La deontologia professionale ci impone di non utilizzare il proprio mezzo di comunicazione per scopi personali ma, in questa particolare occasione, mi auguro che i nostri lettori possano perdonarmi. Voglio infatti utilizzare il nostro giornale per fare i miei ringraziamenti alle persone che mi sono state vicine nel difficile momento della perdita di mio padre.
Ovviamente i ringraziamenti vanno a tutti i miei familiari che si sono uniti in questo momento, ma anche i miei colleghi che mi hanno dato un aiuto fondamentale senza dimenticare tutti quelli che mi hanno inviato mail, sms e che mi hanno chiamato per essermi vicino. Non faccio nessun nome, per non dimenticare nessuno. Accomuno tutti in un unico sincero ringraziamento.

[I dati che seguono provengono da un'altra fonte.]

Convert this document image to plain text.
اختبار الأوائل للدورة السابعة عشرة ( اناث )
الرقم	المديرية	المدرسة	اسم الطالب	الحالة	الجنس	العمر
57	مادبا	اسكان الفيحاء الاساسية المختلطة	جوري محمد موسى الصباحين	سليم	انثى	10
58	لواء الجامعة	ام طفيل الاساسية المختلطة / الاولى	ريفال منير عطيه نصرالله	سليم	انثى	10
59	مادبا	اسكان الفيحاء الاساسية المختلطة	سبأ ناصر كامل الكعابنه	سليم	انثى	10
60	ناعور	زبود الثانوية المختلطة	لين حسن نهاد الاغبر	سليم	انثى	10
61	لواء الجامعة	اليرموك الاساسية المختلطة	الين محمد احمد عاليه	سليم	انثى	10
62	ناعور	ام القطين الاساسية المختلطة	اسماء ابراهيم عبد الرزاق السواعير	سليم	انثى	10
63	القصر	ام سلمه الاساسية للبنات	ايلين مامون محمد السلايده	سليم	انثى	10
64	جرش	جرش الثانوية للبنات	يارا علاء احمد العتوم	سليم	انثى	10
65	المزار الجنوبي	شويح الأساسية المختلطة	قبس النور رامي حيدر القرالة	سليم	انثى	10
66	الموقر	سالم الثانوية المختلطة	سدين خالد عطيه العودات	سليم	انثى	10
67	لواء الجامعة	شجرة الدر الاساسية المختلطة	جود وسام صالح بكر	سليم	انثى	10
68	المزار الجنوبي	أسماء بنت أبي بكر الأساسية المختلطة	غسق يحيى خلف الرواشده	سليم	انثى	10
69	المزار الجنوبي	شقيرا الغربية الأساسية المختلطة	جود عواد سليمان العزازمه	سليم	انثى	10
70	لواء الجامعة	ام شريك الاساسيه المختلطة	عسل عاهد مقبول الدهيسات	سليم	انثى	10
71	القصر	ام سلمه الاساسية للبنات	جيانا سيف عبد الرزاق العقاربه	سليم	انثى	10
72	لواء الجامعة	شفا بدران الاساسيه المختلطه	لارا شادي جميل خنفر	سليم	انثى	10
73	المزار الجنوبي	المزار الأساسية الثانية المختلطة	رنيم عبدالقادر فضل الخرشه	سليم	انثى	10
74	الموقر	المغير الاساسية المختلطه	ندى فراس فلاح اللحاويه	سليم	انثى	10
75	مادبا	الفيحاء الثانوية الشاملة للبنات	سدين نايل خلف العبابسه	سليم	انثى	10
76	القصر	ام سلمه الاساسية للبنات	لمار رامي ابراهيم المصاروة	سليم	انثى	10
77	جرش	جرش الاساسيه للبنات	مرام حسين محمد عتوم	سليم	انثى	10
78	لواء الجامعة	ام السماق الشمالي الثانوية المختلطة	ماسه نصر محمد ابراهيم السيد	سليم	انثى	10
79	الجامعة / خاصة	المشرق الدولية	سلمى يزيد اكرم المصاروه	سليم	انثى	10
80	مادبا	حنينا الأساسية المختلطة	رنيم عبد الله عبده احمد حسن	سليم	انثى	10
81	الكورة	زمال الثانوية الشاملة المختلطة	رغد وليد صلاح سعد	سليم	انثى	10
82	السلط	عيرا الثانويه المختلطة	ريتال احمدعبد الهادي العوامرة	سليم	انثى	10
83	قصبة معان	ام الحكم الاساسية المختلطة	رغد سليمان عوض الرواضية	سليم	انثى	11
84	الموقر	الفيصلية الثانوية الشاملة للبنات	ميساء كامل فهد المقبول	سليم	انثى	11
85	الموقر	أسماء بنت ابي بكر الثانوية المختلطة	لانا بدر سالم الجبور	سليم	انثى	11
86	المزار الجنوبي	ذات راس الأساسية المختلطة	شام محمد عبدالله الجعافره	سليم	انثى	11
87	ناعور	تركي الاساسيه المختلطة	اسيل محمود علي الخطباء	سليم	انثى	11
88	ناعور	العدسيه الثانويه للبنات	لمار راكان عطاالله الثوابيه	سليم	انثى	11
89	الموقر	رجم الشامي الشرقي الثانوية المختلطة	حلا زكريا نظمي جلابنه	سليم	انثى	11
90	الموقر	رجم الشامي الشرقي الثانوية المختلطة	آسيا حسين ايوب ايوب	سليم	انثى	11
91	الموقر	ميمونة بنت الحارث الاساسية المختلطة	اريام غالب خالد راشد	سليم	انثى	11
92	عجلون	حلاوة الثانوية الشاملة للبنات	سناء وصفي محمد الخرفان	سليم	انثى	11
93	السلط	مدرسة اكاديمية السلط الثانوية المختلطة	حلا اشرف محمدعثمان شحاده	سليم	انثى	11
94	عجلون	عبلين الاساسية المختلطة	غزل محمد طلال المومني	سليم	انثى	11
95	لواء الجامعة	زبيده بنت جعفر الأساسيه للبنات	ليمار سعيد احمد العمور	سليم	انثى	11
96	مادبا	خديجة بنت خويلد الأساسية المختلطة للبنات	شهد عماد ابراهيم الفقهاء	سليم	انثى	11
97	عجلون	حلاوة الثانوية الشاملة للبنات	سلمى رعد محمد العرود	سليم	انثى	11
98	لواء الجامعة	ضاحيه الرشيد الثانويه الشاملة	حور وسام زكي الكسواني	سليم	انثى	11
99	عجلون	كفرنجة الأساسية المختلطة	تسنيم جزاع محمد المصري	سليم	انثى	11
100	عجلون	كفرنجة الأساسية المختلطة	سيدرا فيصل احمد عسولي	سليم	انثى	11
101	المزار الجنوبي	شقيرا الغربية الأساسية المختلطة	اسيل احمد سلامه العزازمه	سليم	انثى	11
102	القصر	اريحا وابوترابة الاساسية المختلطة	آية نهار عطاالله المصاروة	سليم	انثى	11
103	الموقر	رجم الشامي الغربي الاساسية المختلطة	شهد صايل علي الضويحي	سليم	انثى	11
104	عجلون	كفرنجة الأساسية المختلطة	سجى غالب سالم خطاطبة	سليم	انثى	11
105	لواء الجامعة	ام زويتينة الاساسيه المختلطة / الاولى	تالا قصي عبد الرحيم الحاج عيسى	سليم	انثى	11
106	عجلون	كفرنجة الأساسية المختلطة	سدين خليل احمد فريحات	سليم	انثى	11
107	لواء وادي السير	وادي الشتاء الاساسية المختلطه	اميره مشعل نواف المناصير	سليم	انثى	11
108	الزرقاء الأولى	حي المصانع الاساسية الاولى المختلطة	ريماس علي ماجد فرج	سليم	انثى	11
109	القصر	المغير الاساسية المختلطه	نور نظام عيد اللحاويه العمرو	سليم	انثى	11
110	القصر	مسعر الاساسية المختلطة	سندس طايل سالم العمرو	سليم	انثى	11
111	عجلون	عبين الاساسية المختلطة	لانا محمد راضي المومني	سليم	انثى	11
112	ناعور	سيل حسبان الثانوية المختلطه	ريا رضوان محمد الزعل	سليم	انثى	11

Ma un grazie speciale va a chi si è occupato di mio padre, nei vari reparti dell’ospedale ‘Borea’ di Sanremo. Spesso, forse troppo, si parla di malasanità. Io, in un anno e 8 mesi di difficoltà per la malattia di mio padre, ho solo trovato medici, personale infermieristico ed altro che, invece, si sono sempre dimostrati preparati professionalmente ma, soprattutto, carichi di una grande umanità, importantissima nella gestione del paziente. Un grazie semplice ma sincero ai reparti del ‘Day Hospital’, del Pronto Soccorso, dell’O.b.i. e dell’Otorino, senza dimenticare l'ottimo servizio della centrale del 118 e delle pubbliche assistenze.
Certo, a volte possono verificarsi casi nei quali si possono registrare problemi, ma posso testimoniare chiaramente che la città di Sanremo dispone di uno straordinario ‘Pronto Soccorso’, fatto di persone sempre pronte a dare il loro servizio ai pazienti. E questo vale anche per gli altri reparti. Ancora grazie a tutti.